Advertisement

Below is a link between Dark Souls and Zelda

Below makes you feel small. Wonderfully, wonderfully small. Capybara Games' new adventure, a lush marriage of Dark Souls and the original Legend of Zelda, is a game of contrasts, encroaching dark and tiny lights with a wee character in a big, echoing world. "The idea of scale was the first thing we landed on. Ever since 1080p monitors came out I've had this dream of taking advantage of that technology in a different way," explained Kris Piotrowski, Below's creative director. "You've got this view you've never seen before, a character on a scale you've never seen before, and it gives the world a feeling of vastness and mystery."

The muted, thick colors and heavy rain surrounding the Wanderer, Below's fragile star, in the game's beach side opening are as oppressive as they are beautiful. Wanderer is tiny on the beach and rocky path leading up into the hills in the background, taking up almost no screen real estate and moving slowly. Even holding the run button, he only moves at a trot. Unsheathing your sword and shield takes a good beat as well, leaving you vulnerable. Climbing up a trail toward the monolithic cave first seen in Below's E3 2013 debut is immediately tense and alluring.

Those feelings of vastness and mystery sweep you up so much that you're not expecting it the first time spikes shoot out of a grey splotch of cave-floor, cutting your life short. When you start again as a brand new Wanderer, a little wiser and a little more ready with a sword, that's when this chilly game warms up, inviting you into its artful, challenging exploration one dark cave at a time.


Below doesn't make it abundantly clear what you're supposed to be doing, much like Piotrowski's last collaboration with musician Jim Guthrie, Superbrothers: Sword & Sorcery EP. "Big ass triple-A games decided to really hold people's hands," laments Piotrowski. "You press a button and it tells you exactly where to go. It takes you right out of it. People want something they can discover." Like the previously mentioned Dark Souls, which Piotrowski cites as an inspiration in conversation and with nods in gameplay, Below emphasizes exploration over explanation. "It's really unforgiving," he said, right as I was gutted by a hidden, swinging blade.

Here's how you proceed: you walk into the cave and explore. That's it. Scenes like the beachside beginning and others like the discovery of a desiccated shipwreck surrounded by ghostly dogs are set in stone, designed set pieces for you to find. Each time you die, though, the paths and dank caves between those set pieces are randomly shuffled. Death puts you right back on that beach, and when you head back in, there's no direct path back to the last Wanderer's corpse and his items to retrieve.


The version on hand at PAX East, which Capy says isn't quite a demo but isn't complete either, takes a little mercy on new players.

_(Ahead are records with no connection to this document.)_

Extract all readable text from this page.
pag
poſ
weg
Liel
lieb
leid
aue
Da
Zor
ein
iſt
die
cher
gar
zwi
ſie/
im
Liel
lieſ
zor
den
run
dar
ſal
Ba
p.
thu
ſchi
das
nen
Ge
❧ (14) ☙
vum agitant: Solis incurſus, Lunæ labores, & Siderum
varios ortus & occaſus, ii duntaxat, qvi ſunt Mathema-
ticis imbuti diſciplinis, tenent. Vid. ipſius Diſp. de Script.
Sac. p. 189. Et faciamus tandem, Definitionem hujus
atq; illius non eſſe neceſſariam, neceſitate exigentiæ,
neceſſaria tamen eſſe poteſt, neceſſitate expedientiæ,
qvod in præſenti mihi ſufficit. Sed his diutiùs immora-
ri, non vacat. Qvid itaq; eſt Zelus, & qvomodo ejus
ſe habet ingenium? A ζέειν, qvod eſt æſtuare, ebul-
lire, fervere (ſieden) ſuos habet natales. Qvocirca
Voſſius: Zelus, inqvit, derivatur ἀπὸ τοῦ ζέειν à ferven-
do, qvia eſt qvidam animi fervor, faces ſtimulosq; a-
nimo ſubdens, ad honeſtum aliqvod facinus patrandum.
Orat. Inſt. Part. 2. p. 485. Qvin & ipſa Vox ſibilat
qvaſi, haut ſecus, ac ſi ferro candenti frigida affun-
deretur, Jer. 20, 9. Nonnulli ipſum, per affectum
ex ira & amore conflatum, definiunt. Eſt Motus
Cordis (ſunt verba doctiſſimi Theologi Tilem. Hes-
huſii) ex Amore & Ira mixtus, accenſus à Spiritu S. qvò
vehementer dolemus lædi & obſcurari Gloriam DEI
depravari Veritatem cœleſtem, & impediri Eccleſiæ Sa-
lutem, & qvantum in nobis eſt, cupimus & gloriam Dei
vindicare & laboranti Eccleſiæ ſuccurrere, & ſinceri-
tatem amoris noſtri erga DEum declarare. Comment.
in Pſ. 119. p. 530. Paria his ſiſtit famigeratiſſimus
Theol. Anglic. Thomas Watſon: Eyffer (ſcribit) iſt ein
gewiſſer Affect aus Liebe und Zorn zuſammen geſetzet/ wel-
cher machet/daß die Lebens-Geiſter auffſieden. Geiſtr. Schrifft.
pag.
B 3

Dying sends you back to a campfire inside the cave mouth that won't be in the final game. There are always three items waiting for you, a potion (renews health and stops bleeding), a torch (lights up the cavern), and grass (used for crafting). These are essential, but don't guarantee survival. Smokey red enemies like mean little rocks dispatch Wanderer as quickly as traps like the aforementioned floor spikes, and you have to be quick with your sword, equipped on the right trigger, and the quick dodge used by tapping the run button. If you don't collect the glowing crystals left behind by enemies, they'll reform and start snacking on you again.

I didn't make much progress during my hour with Below. Small discoveries like a bow and arrow or spear, extra weapons you can carry on your back, changed up the pace of play but proved tricky to use as effectively as the sword. Big discoveries just led to more questions. When I found what looked like a crystal ball near a stone altar, I asked what it did. "Oh, it's a thing," said Jim Guthrie. "Yeah, it's a thing," conspired Piotrowski. I died before I found the crystal ball's place in Below's shifting labyrinth; I died before learned how to craft arrows; I died before I found out what mushrooms do. Even after playing it, Below still holds some brutal mysteries, which will be revealed when it eventually explores Steam and Xbox One.